Another defining moment was discussion over beers on a cold winter's night at the infamous Dunedin pub The Captain Cook.
Martin and friends were bemoaning the wheels falling off the space race.
"We were discussing: where are our bases on Mars, whatever happened?...
"Next day I went off to the science library, this is obviously pre-internet days, and decided to do some research and find why don't we have jetpacks."
He sneaked into mathematics lectures at Otago university to bone up on the equations needed to help design a jetpack powered by a couple of ducted fans.
He was later "dragged" to the University of Canterbury. There he was mentored by Professor Keith Alexander.
Engineering graduates on a summer project helped number crunch some of the early mathematical calculations he worked on to check out if jetpack propulsion was achievable.
Four years of work at Douglas Pharmaceuticals provided finance for early workings on a "test rig" of the jetpack backed by the propulsion fans. His Redcliffs garage was a base from 1984 to 2008 for more work. By around 1988-89 he was out at Birdling's Flat attaching fan ducts to a hang glider enabling it to be powered into the air.
A holiday to St Tropez in 1989, saw him on a beach contemplating life - and the jetpack - and choosing to fly back to the Douglas Pharmaceuticals team and find his now wife Vanessa. The pair have just celebrated 24 years of marriage.
Hard work for companies like Douglas Pharmaceuticals gave him enough money for jetpack funding for a time. But having enough capital to keep going has been a rocky road.
"If we ran out of money which we did many, many times, we'd literally put the padlock on the garage and walk away for a few months till you'd saved up some more money."
Technical problems were relatively shortlived.
"People would go 'does anything ever go wrong with a jetpack'. Of course, everything you can imagine blew up. When things blow up you go into a funk for three days."
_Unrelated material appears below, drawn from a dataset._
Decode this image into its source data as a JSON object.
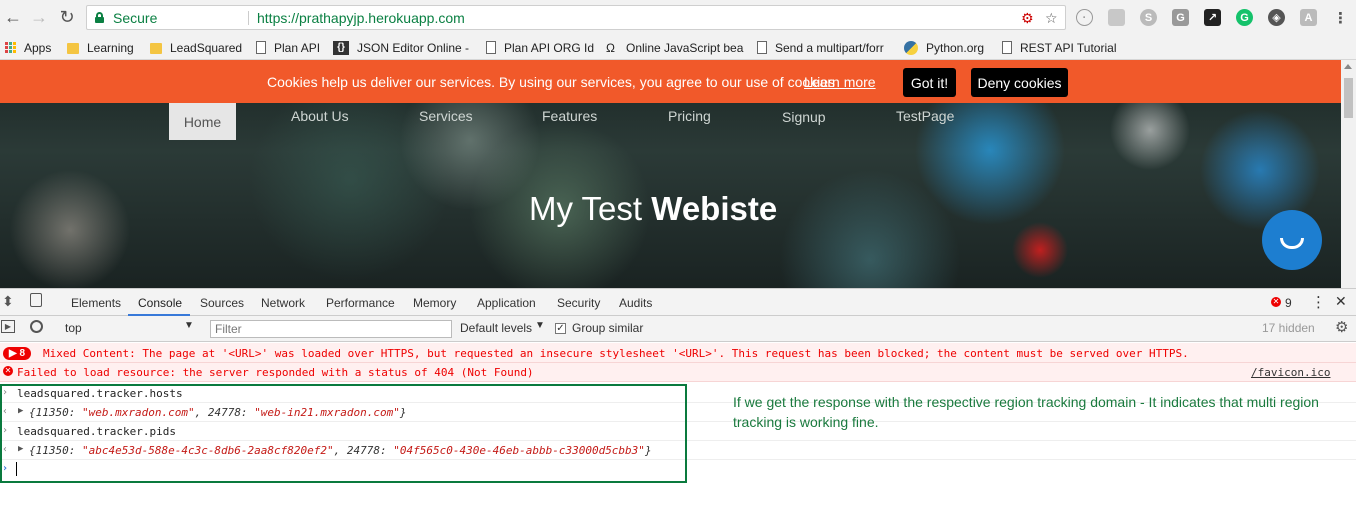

Engineers and friends declared they would help with the funding and co-invest and Martin called their bluff in 1998.
" I officially registered as a limited liability company, sold some shares, took some money from some friends, gave up my day job."
The first time he took off it was "a matter of inches" from the ground around 1999,
"I nearly shat myself. I revved up the throttle, I got off the ground, and went holy f... and backed off the throttle and came back down immediately."
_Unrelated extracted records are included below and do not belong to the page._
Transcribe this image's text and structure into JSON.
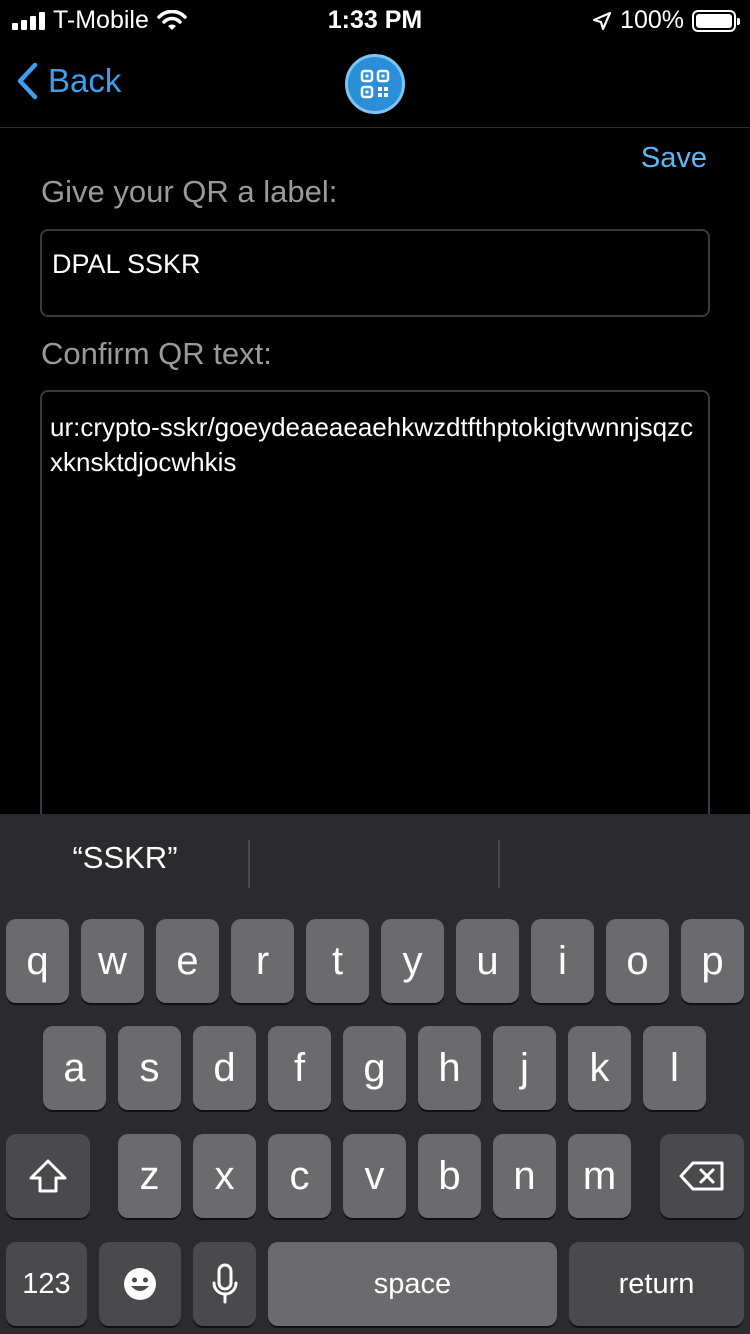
{
  "status_bar": {
    "carrier": "T-Mobile",
    "time": "1:33 PM",
    "battery": "100%"
  },
  "nav": {
    "back_label": "Back"
  },
  "form": {
    "save_label": "Save",
    "label_title": "Give your QR a label:",
    "label_value": "DPAL SSKR",
    "text_title": "Confirm QR text:",
    "text_value": "ur:crypto-sskr/goeydeaeaeaehkwzdtfthptokigtvwnnjsqzcxknsktdjocwhkis"
  },
  "keyboard": {
    "suggestions": [
      "“SSKR”",
      "",
      ""
    ],
    "row1": [
      "q",
      "w",
      "e",
      "r",
      "t",
      "y",
      "u",
      "i",
      "o",
      "p"
    ],
    "row2": [
      "a",
      "s",
      "d",
      "f",
      "g",
      "h",
      "j",
      "k",
      "l"
    ],
    "row3": [
      "z",
      "x",
      "c",
      "v",
      "b",
      "n",
      "m"
    ],
    "numbers_label": "123",
    "space_label": "space",
    "return_label": "return"
  },
  "colors": {
    "accent": "#3aa0f0",
    "key": "#6b6b6e",
    "key_dark": "#4a4a4c",
    "keyboard_bg": "#2b2b2d"
  }
}
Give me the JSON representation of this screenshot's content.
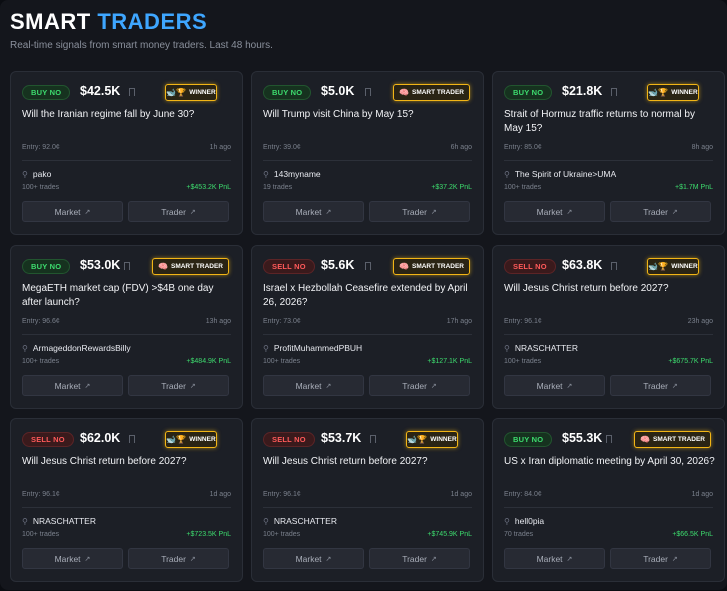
{
  "header": {
    "title_part1": "SMART",
    "title_part2": "TRADERS",
    "subtitle": "Real-time signals from smart money traders. Last 48 hours."
  },
  "colors": {
    "accent": "#3ea6ff",
    "buy": "#3ddc6e",
    "sell": "#ff5a5a",
    "badge_border": "#f2b516"
  },
  "icons": {
    "bookmark": "bookmark-icon",
    "user": "user-icon",
    "external": "external-link-icon",
    "winner": "trophy-icon",
    "smart": "brain-icon"
  },
  "cards": [
    {
      "side": "BUY NO",
      "side_type": "buy",
      "amount": "$42.5K",
      "badge": "WINNER",
      "badge_type": "winner",
      "question": "Will the Iranian regime fall by June 30?",
      "entry": "Entry: 92.0¢",
      "ago": "1h ago",
      "user": "pako",
      "trades": "100+ trades",
      "pnl": "+$453.2K PnL",
      "market_label": "Market",
      "trader_label": "Trader"
    },
    {
      "side": "BUY NO",
      "side_type": "buy",
      "amount": "$5.0K",
      "badge": "SMART TRADER",
      "badge_type": "smart",
      "question": "Will Trump visit China by May 15?",
      "entry": "Entry: 39.0¢",
      "ago": "6h ago",
      "user": "143myname",
      "trades": "19 trades",
      "pnl": "+$37.2K PnL",
      "market_label": "Market",
      "trader_label": "Trader"
    },
    {
      "side": "BUY NO",
      "side_type": "buy",
      "amount": "$21.8K",
      "badge": "WINNER",
      "badge_type": "winner",
      "question": "Strait of Hormuz traffic returns to normal by May 15?",
      "entry": "Entry: 85.0¢",
      "ago": "8h ago",
      "user": "The Spirit of Ukraine>UMA",
      "trades": "100+ trades",
      "pnl": "+$1.7M PnL",
      "market_label": "Market",
      "trader_label": "Trader"
    },
    {
      "side": "BUY NO",
      "side_type": "buy",
      "amount": "$53.0K",
      "badge": "SMART TRADER",
      "badge_type": "smart",
      "question": "MegaETH market cap (FDV) >$4B one day after launch?",
      "entry": "Entry: 96.6¢",
      "ago": "13h ago",
      "user": "ArmageddonRewardsBilly",
      "trades": "100+ trades",
      "pnl": "+$484.9K PnL",
      "market_label": "Market",
      "trader_label": "Trader"
    },
    {
      "side": "SELL NO",
      "side_type": "sell",
      "amount": "$5.6K",
      "badge": "SMART TRADER",
      "badge_type": "smart",
      "question": "Israel x Hezbollah Ceasefire extended by April 26, 2026?",
      "entry": "Entry: 73.0¢",
      "ago": "17h ago",
      "user": "ProfitMuhammedPBUH",
      "trades": "100+ trades",
      "pnl": "+$127.1K PnL",
      "market_label": "Market",
      "trader_label": "Trader"
    },
    {
      "side": "SELL NO",
      "side_type": "sell",
      "amount": "$63.8K",
      "badge": "WINNER",
      "badge_type": "winner",
      "question": "Will Jesus Christ return before 2027?",
      "entry": "Entry: 96.1¢",
      "ago": "23h ago",
      "user": "NRASCHATTER",
      "trades": "100+ trades",
      "pnl": "+$675.7K PnL",
      "market_label": "Market",
      "trader_label": "Trader"
    },
    {
      "side": "SELL NO",
      "side_type": "sell",
      "amount": "$62.0K",
      "badge": "WINNER",
      "badge_type": "winner",
      "question": "Will Jesus Christ return before 2027?",
      "entry": "Entry: 96.1¢",
      "ago": "1d ago",
      "user": "NRASCHATTER",
      "trades": "100+ trades",
      "pnl": "+$723.5K PnL",
      "market_label": "Market",
      "trader_label": "Trader"
    },
    {
      "side": "SELL NO",
      "side_type": "sell",
      "amount": "$53.7K",
      "badge": "WINNER",
      "badge_type": "winner",
      "question": "Will Jesus Christ return before 2027?",
      "entry": "Entry: 96.1¢",
      "ago": "1d ago",
      "user": "NRASCHATTER",
      "trades": "100+ trades",
      "pnl": "+$745.9K PnL",
      "market_label": "Market",
      "trader_label": "Trader"
    },
    {
      "side": "BUY NO",
      "side_type": "buy",
      "amount": "$55.3K",
      "badge": "SMART TRADER",
      "badge_type": "smart",
      "question": "US x Iran diplomatic meeting by April 30, 2026?",
      "entry": "Entry: 84.0¢",
      "ago": "1d ago",
      "user": "hell0pia",
      "trades": "70 trades",
      "pnl": "+$66.5K PnL",
      "market_label": "Market",
      "trader_label": "Trader"
    }
  ]
}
Vanessa became one of the early test pilots. That was just a matter of seven or so weeks after she gave birth to the couple's first son William.
She thinks she has probably taken the pilot role in the order of 60 times. Martin who has logged his flights numbers them at 672.
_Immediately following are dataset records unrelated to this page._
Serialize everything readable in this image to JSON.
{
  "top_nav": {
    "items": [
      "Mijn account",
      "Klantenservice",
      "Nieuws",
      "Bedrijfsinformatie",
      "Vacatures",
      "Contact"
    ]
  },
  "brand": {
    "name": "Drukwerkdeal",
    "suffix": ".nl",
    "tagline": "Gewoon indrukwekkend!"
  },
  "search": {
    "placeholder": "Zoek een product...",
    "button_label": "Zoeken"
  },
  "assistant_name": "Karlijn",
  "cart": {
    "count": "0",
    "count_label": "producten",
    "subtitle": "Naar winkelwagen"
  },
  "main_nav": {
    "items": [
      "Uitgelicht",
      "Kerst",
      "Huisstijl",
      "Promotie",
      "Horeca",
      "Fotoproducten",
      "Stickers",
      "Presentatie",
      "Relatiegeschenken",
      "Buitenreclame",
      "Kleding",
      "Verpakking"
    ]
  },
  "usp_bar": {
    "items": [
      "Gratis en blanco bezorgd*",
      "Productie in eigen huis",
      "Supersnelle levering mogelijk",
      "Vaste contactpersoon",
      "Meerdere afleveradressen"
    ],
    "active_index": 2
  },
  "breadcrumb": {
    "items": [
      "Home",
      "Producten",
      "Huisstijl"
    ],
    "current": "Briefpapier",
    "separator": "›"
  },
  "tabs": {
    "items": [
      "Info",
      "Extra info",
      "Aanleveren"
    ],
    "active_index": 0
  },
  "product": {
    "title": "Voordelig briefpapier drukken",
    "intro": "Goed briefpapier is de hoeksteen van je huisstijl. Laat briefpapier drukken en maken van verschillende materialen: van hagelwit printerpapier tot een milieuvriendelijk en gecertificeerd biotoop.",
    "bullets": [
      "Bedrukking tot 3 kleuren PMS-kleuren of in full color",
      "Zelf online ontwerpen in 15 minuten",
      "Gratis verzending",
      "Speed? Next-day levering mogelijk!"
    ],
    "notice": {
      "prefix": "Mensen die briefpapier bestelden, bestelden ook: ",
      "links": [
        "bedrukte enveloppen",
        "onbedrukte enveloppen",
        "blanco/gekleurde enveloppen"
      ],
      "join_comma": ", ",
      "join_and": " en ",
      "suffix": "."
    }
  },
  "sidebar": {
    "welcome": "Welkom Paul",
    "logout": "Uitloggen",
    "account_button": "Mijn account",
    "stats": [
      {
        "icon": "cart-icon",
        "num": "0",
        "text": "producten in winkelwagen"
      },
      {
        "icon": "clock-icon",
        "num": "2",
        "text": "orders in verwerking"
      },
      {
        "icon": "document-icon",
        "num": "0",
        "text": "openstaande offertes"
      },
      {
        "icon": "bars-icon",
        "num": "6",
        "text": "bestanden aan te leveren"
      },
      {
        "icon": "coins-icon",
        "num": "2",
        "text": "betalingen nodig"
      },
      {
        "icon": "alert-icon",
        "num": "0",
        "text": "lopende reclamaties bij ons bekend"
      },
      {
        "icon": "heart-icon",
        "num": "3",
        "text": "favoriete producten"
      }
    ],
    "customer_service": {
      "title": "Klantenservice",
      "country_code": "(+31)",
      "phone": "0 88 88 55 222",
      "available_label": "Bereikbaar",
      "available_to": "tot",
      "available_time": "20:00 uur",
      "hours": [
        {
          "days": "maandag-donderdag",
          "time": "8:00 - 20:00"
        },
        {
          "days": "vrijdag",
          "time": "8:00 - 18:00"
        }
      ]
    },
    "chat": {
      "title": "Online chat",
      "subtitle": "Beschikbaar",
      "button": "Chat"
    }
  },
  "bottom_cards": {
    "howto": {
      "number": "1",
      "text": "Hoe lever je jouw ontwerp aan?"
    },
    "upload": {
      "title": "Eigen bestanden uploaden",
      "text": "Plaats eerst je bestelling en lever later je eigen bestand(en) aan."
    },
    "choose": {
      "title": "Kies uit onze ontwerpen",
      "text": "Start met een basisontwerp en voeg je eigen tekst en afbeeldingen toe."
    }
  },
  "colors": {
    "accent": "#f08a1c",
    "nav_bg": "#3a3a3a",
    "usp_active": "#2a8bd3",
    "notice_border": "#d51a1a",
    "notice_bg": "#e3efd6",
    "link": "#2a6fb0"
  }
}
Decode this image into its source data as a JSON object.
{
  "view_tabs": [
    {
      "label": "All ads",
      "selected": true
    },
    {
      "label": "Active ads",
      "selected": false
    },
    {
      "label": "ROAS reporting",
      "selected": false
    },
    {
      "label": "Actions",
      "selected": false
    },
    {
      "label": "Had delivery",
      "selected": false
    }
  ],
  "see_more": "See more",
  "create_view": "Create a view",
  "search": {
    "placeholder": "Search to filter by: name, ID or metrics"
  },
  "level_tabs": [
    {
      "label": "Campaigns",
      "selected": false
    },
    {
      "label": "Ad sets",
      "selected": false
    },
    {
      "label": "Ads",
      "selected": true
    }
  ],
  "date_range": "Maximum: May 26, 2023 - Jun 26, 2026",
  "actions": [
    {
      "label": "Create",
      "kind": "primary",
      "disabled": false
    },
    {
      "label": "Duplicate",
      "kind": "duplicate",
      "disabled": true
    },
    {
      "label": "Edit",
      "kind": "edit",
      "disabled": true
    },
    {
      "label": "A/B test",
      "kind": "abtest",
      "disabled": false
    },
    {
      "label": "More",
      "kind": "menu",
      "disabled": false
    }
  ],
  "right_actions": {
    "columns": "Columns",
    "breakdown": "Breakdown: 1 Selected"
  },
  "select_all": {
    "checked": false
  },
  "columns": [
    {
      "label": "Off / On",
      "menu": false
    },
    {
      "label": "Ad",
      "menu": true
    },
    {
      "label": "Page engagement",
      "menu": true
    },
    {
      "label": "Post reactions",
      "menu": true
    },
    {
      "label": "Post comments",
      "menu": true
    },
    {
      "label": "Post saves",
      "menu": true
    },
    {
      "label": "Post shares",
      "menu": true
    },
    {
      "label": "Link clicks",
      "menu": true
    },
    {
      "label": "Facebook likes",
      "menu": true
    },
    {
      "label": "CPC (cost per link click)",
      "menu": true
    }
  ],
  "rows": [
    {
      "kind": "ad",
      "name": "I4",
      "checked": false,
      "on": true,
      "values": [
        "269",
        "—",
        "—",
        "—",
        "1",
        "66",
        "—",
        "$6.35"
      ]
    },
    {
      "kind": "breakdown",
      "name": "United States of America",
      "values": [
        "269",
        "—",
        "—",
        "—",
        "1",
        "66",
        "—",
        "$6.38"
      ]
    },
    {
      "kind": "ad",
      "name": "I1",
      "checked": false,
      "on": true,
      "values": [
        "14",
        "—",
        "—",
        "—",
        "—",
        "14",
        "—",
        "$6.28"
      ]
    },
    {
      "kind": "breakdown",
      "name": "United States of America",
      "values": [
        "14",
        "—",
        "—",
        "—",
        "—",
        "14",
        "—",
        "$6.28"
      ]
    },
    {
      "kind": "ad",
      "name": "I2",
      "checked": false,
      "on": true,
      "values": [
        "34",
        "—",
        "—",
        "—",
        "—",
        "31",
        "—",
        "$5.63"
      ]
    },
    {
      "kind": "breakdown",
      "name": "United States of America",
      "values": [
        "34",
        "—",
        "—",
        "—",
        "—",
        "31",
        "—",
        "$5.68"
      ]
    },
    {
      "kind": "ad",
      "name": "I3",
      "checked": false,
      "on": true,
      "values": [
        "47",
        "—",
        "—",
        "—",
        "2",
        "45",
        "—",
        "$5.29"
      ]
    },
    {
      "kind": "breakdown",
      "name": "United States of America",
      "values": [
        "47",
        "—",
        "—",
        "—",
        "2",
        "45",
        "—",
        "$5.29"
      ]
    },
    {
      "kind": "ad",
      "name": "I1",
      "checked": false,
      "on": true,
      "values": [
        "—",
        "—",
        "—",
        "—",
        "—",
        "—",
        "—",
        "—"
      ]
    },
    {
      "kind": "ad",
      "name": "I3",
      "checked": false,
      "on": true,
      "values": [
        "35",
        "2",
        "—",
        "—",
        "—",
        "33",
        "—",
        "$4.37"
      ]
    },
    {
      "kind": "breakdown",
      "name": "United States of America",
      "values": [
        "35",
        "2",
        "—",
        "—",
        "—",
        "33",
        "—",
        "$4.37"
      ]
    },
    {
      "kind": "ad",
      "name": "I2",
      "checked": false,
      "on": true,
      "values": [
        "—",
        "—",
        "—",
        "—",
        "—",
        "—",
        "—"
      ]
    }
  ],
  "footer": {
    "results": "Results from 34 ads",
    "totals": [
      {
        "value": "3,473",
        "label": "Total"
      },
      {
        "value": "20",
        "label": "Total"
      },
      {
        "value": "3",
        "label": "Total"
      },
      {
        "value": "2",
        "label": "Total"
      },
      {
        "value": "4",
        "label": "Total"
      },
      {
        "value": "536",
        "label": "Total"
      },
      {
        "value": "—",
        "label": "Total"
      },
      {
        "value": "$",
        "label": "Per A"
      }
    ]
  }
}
Earlier videos of the manned jetpack getting off the ground brought more funding into the company.
"In the end we realised that in some ways we are actors. An actor will get a gig and they will get paid, and then for the next six months they probably don't."
Martin reckons it was only at Christmas of 2014 that the returns from his jetpack venture matched what he would have earned if he had taken the safer option of staying in a corporate sales role and moving up the ladder.
The Martins are now looking towards the time they can sell some of their shares in Martin Aircraft in about 21 months' time.
He reckons the 2,000 or so shareholders in the company were on his side when he said to his fellow directors as he quit, "don't f... it up ".
"We've all invested in the company and we all want it to be commercially successful."
The company is now led by chief executive Peter Coker.
Today the 12th prototype Martin jetpack has a V4, 200-horsepower internal combustion engine that drives the fans. It has flown thousands of feet upwards and can travel at up to 74km/h. The vast majority of Cantabrians have never seen one at work.
Martin says while he has promised Vanessa he will take the next six months off he has a number of projects on the boil including after dinner speaking appointments and other aviation themed inventions that remain within the garage, so to speak, at the moment.